Meet Ernest - a Polish, third year LCC student, majoring in Contemporary Communication. Ernest has had extensive experience in music, and currently works at the non-profit suicide prevention organization, Gausus Gyvenimas, giving practical action to his Christian beliefs. At the core of Ernest’s life is the value of Christian love and action to help others. As he sees it, people and their cultures have the ability to shape and improve each other.
How was it for you to grow up in Lithuania as a Polish minority?
The Vilnius region overall, where I grew up, is a good environment for the Polish minority. There are some Polish-majority towns, and even quite a few Polish schools. I did in fact, grow up in one of these Polish towns in Lithuania. The language barrier is challenging, yet rewarding. I earned the respect of my Lithuanian friends, always making the effort to speak their language whenever I was with them, even if there were mispronunciations in every sentence. It was especially stressful preparing for the national exams, which are fully in Lithuanian. I had to switch between Polish and Lithuanian textbooks, and had to reach a proficiency level in Lithuanian.

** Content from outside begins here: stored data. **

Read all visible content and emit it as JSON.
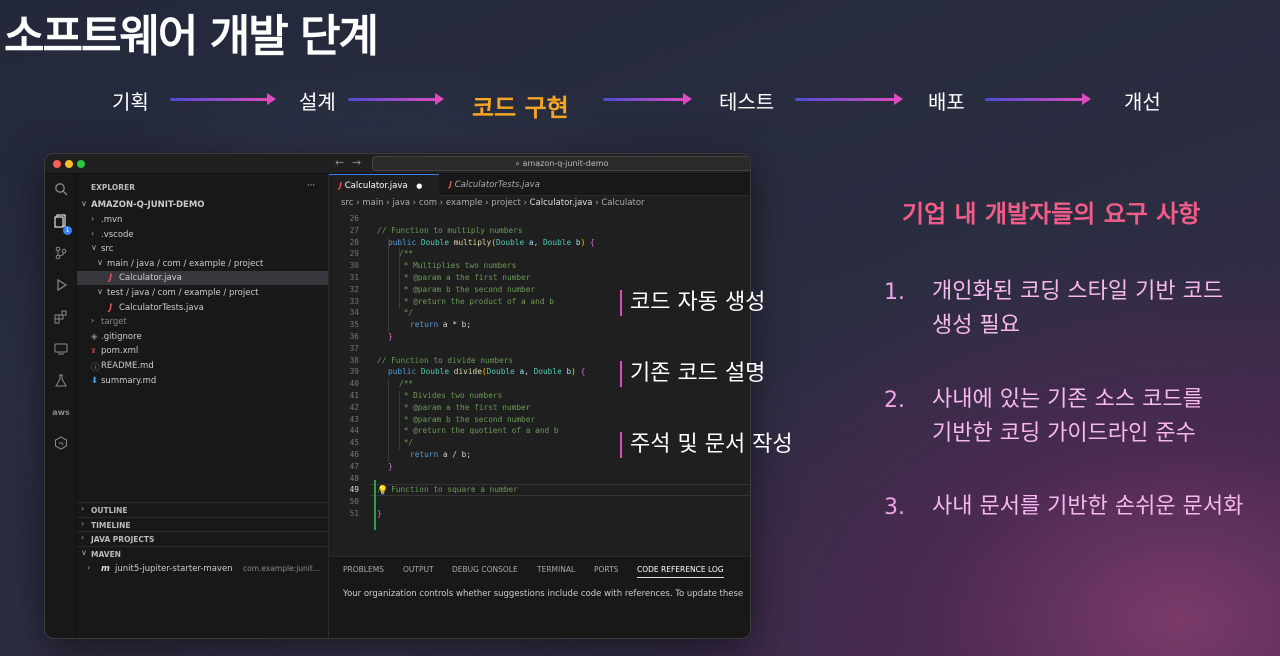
{
  "slide": {
    "title": "소프트웨어 개발 단계",
    "stages": [
      "기획",
      "설계",
      "코드 구현",
      "테스트",
      "배포",
      "개선"
    ],
    "active_stage": "코드 구현",
    "callouts": [
      "코드 자동 생성",
      "기존 코드 설명",
      "주석 및 문서 작성"
    ],
    "requirements_title": "기업 내 개발자들의 요구 사항",
    "requirements": [
      {
        "num": "1.",
        "line1": "개인화된 코딩 스타일 기반 코드",
        "line2": "생성 필요"
      },
      {
        "num": "2.",
        "line1": "사내에 있는 기존 소스 코드를",
        "line2": "기반한 코딩 가이드라인 준수"
      },
      {
        "num": "3.",
        "line1": "사내 문서를 기반한 손쉬운 문서화",
        "line2": ""
      }
    ]
  },
  "vscode": {
    "window_title": "amazon-q-junit-demo",
    "nav_back": "←",
    "nav_forward": "→",
    "explorer_label": "EXPLORER",
    "explorer_more": "···",
    "project_root": "AMAZON-Q-JUNIT-DEMO",
    "tree": [
      {
        "label": ".mvn",
        "type": "folder",
        "indent": 1,
        "expanded": false
      },
      {
        "label": ".vscode",
        "type": "folder",
        "indent": 1,
        "expanded": false
      },
      {
        "label": "src",
        "type": "folder",
        "indent": 1,
        "expanded": true
      },
      {
        "label": "main / java / com / example / project",
        "type": "folder",
        "indent": 2,
        "expanded": true
      },
      {
        "label": "Calculator.java",
        "type": "java",
        "indent": 3,
        "selected": true
      },
      {
        "label": "test / java / com / example / project",
        "type": "folder",
        "indent": 2,
        "expanded": true
      },
      {
        "label": "CalculatorTests.java",
        "type": "java",
        "indent": 3
      },
      {
        "label": "target",
        "type": "folder-muted",
        "indent": 1,
        "expanded": false
      },
      {
        "label": ".gitignore",
        "type": "git",
        "indent": 1
      },
      {
        "label": "pom.xml",
        "type": "xml",
        "indent": 1
      },
      {
        "label": "README.md",
        "type": "md-info",
        "indent": 1
      },
      {
        "label": "summary.md",
        "type": "md-down",
        "indent": 1
      }
    ],
    "sections": [
      "OUTLINE",
      "TIMELINE",
      "JAVA PROJECTS",
      "MAVEN"
    ],
    "maven_item": "junit5-jupiter-starter-maven",
    "maven_item_detail": "com.example:junit...",
    "activity_badge": "1",
    "tabs": [
      {
        "label": "Calculator.java",
        "modified_dot": "●"
      },
      {
        "label": "CalculatorTests.java"
      }
    ],
    "breadcrumb": [
      "src",
      "main",
      "java",
      "com",
      "example",
      "project",
      "Calculator.java",
      "Calculator"
    ],
    "lightbulb": "💡",
    "panel_tabs": [
      "PROBLEMS",
      "OUTPUT",
      "DEBUG CONSOLE",
      "TERMINAL",
      "PORTS",
      "CODE REFERENCE LOG"
    ],
    "panel_active": "CODE REFERENCE LOG",
    "panel_message": "Your organization controls whether suggestions include code with references. To update these",
    "code_lines": [
      {
        "n": "26",
        "t": ""
      },
      {
        "n": "27",
        "t": "// Function to multiply numbers"
      },
      {
        "n": "28",
        "t": "public Double multiply(Double a, Double b) {"
      },
      {
        "n": "29",
        "t": "/**"
      },
      {
        "n": "30",
        "t": " * Multiplies two numbers"
      },
      {
        "n": "31",
        "t": " * @param a the first number"
      },
      {
        "n": "32",
        "t": " * @param b the second number"
      },
      {
        "n": "33",
        "t": " * @return the product of a and b"
      },
      {
        "n": "34",
        "t": " */"
      },
      {
        "n": "35",
        "t": "return a * b;"
      },
      {
        "n": "36",
        "t": "}"
      },
      {
        "n": "37",
        "t": ""
      },
      {
        "n": "38",
        "t": "// Function to divide numbers"
      },
      {
        "n": "39",
        "t": "public Double divide(Double a, Double b) {"
      },
      {
        "n": "40",
        "t": "/**"
      },
      {
        "n": "41",
        "t": " * Divides two numbers"
      },
      {
        "n": "42",
        "t": " * @param a the first number"
      },
      {
        "n": "43",
        "t": " * @param b the second number"
      },
      {
        "n": "44",
        "t": " * @return the quotient of a and b"
      },
      {
        "n": "45",
        "t": " */"
      },
      {
        "n": "46",
        "t": "return a / b;"
      },
      {
        "n": "47",
        "t": "}"
      },
      {
        "n": "48",
        "t": ""
      },
      {
        "n": "49",
        "t": "// Function to square a number"
      },
      {
        "n": "50",
        "t": ""
      },
      {
        "n": "51",
        "t": "}"
      }
    ]
  },
  "colors": {
    "active_stage": "#f5a623",
    "requirements_title": "#f25c88",
    "requirements_text": "#f6b8ee",
    "callout_bar": "#e04bc0"
  }
}
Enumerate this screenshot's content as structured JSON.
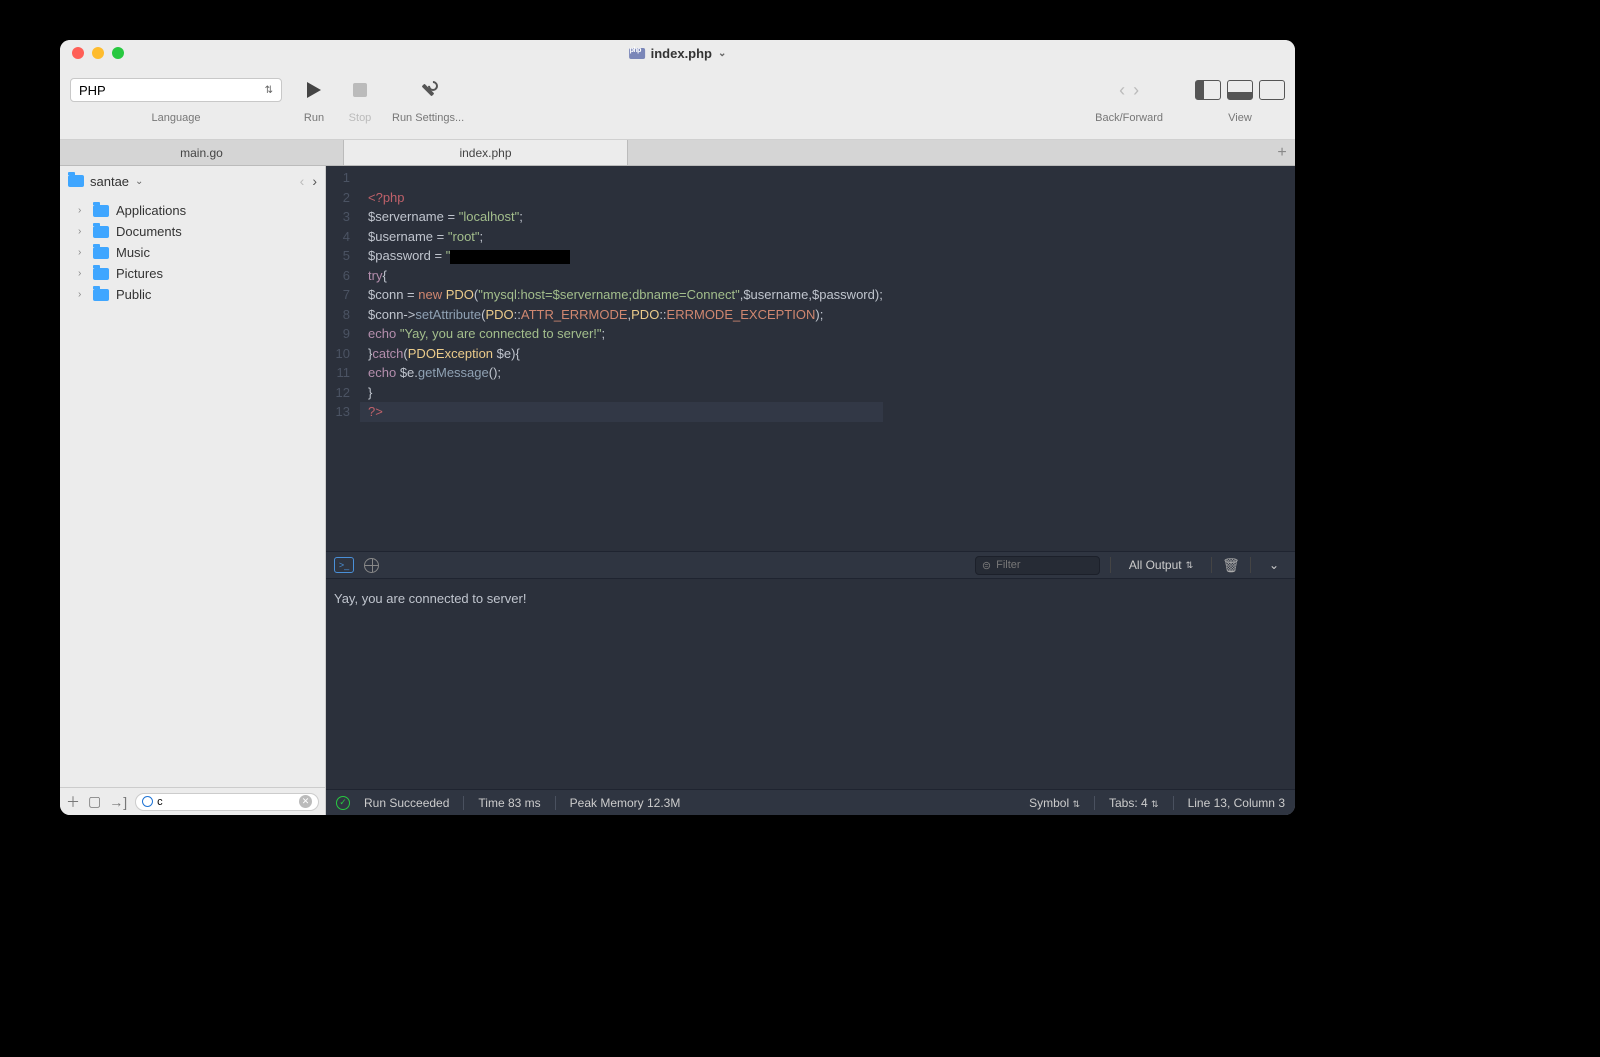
{
  "title": {
    "filename": "index.php"
  },
  "toolbar": {
    "language_value": "PHP",
    "language_label": "Language",
    "run_label": "Run",
    "stop_label": "Stop",
    "settings_label": "Run Settings...",
    "back_forward_label": "Back/Forward",
    "view_label": "View"
  },
  "tabs": [
    {
      "label": "main.go",
      "active": false
    },
    {
      "label": "index.php",
      "active": true
    }
  ],
  "sidebar": {
    "root": "santae",
    "items": [
      "Applications",
      "Documents",
      "Music",
      "Pictures",
      "Public"
    ],
    "search_value": "c"
  },
  "code": {
    "lines": [
      {
        "n": 1,
        "html": ""
      },
      {
        "n": 2,
        "html": "<span class='k-tag'>&lt;?php</span>"
      },
      {
        "n": 3,
        "html": "<span class='k-var'>$servername</span> <span class='k-op'>=</span> <span class='k-str'>\"localhost\"</span><span class='k-punc'>;</span>"
      },
      {
        "n": 4,
        "html": "<span class='k-var'>$username</span> <span class='k-op'>=</span> <span class='k-str'>\"root\"</span><span class='k-punc'>;</span>"
      },
      {
        "n": 5,
        "html": "<span class='k-var'>$password</span> <span class='k-op'>=</span> <span class='k-str'>\"</span><span class='redact'></span>"
      },
      {
        "n": 6,
        "html": "<span class='k-kw'>try</span><span class='k-punc'>{</span>"
      },
      {
        "n": 7,
        "html": "<span class='k-var'>$conn</span> <span class='k-op'>=</span> <span class='k-new'>new</span> <span class='k-cls'>PDO</span><span class='k-punc'>(</span><span class='k-str'>\"mysql:host=$servername;dbname=Connect\"</span><span class='k-punc'>,</span><span class='k-var'>$username</span><span class='k-punc'>,</span><span class='k-var'>$password</span><span class='k-punc'>);</span>"
      },
      {
        "n": 8,
        "html": "<span class='k-var'>$conn</span><span class='k-op'>-&gt;</span><span class='k-func'>setAttribute</span><span class='k-punc'>(</span><span class='k-cls'>PDO</span><span class='k-op'>::</span><span class='k-const'>ATTR_ERRMODE</span><span class='k-punc'>,</span><span class='k-cls'>PDO</span><span class='k-op'>::</span><span class='k-const'>ERRMODE_EXCEPTION</span><span class='k-punc'>);</span>"
      },
      {
        "n": 9,
        "html": "<span class='k-kw'>echo</span> <span class='k-str'>\"Yay, you are connected to server!\"</span><span class='k-punc'>;</span>"
      },
      {
        "n": 10,
        "html": "<span class='k-punc'>}</span><span class='k-kw'>catch</span><span class='k-punc'>(</span><span class='k-cls'>PDOException</span> <span class='k-var'>$e</span><span class='k-punc'>){</span>"
      },
      {
        "n": 11,
        "html": "<span class='k-kw'>echo</span> <span class='k-var'>$e</span><span class='k-op'>.</span><span class='k-func'>getMessage</span><span class='k-punc'>();</span>"
      },
      {
        "n": 12,
        "html": "<span class='k-punc'>}</span>"
      },
      {
        "n": 13,
        "html": "<span class='k-tag'>?&gt;</span>",
        "hl": true
      }
    ]
  },
  "console": {
    "filter_placeholder": "Filter",
    "output_mode": "All Output",
    "text": "Yay, you are connected to server!"
  },
  "status": {
    "run": "Run Succeeded",
    "time": "Time 83 ms",
    "mem": "Peak Memory 12.3M",
    "symbol": "Symbol",
    "tabs": "Tabs: 4",
    "pos": "Line 13, Column 3"
  }
}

Why did you decide to study at LCC over another Lithuanian or Polish university?
A friend from my home town went to LCC and recommended it to me. At that time I was still in the final year of high school. Having successfully passed the TOEFL English proficiency test, I was accepted into LCC two months before I had my national exams in high school. I was particularly happy because it made the whole application process really smooth, easy, and stress-free. It also meant that I didn’t need to worry so much about the national exams and the language challenges.
You’re a Communications major. What thought process went behind this decision?
While I was in the PRIME program here at LCC, I was considering Business Administration. However, my roommates at the time were Business majors, and I saw that the major had a lot to do with numbers, statistics and so on. It didn’t interest me as much as I thought it would. I turned to Communications, because it is a very diverse major, including fields such as advertising, communications, video production, etc. I aim to have good communication skills and hold them as an important part of my success. For instance, I enjoyed the Intercultural Communication course, which helped me recognize the importance of CQ (Cultural Intelligence) - the skill of adapting one’s communication depending on the cultural context where the communication takes place.
What is the big interest in your life?
Actually, this interest is not related to Communication! It’s music, and I’ve had a long musical history with a couple of different bands and ensembles. I started singing when I was 12. I had a very good, yet persistent, singing teacher who would always push me for the best results. After a few years I joined a folk band called Wileńszczyzna who had concerts for Polish communities in Brazil, Israel and many other countries. The name comes from the Vilnius region as it is called in Polish. In the group, we sang about the Polish people during the 2nd World War. Fast forward a couple more years, and I met a well known Polish musician, who invited me to his youth music band. He taught me drums, and we started doing covers of famous international songs as well as touring. We split up when most members of the band went off to different universities. Then, in the summer before coming to LCC, I joined another folk band, but had to quit after seeing that it was difficult to travel from Klaipėda to the concerts. I knew I needed a more local experience, and I started playing drums and occasionally singing at LCC’s chapel. Currently, I’m a part of the vocal ensemble Vowel here at Klaipėda. I’m really happy with my music experiences!
What does Christianity mean to you?
The meaning of Christianity has changed for me in several ways. When I joined the chapel, for example, I was surprised to see how other people prayed. I was used to the traditional Catholic prayers, whereas here, the others were casually praying to themselves and talking directly to God. Another thing I’ve noticed over time is that some people can take their religious ideals to the extreme and can not be healthy for relating to others. For instance, not kissing or even hugging the person you like in fear of falling to lust and therefore sin. Additionally, in conversations with people and specifically the Theology professors, I have learned that some things in the Bible are not meant to be taken literally but rather have more subtle figurative meanings. In these ways, not only do I see Christianity as varied and diverse, but I also see that there can be problematic areas in people’s approach to Christianity. I have decided that the moral teachings of Christ are what is really important for me in my faith. For me, Christianity equals love and support. Not only just through prayer, but even more through action.
In what ways does exposure to other worldviews impact your own?
Just because life is one way for you, it doesn’t mean that it’s the same for everyone. Similarly, Christianity at LCC is not the same as Christianity in Pakistan, or somewhere else. Studying Contemporary Communications - a diverse major - has given me a better idea of the diverse world, which is very intriguing! Diversity can be challenging, but I choose to embrace it, with mutual respect. Christianity seems to also have diversity, and so does every religion, but that’s also an opportunity. People we are exposed to, influence us. As it says in the Bible, as iron sharpens iron. I believe that people and cultures can help shape each other in a good way.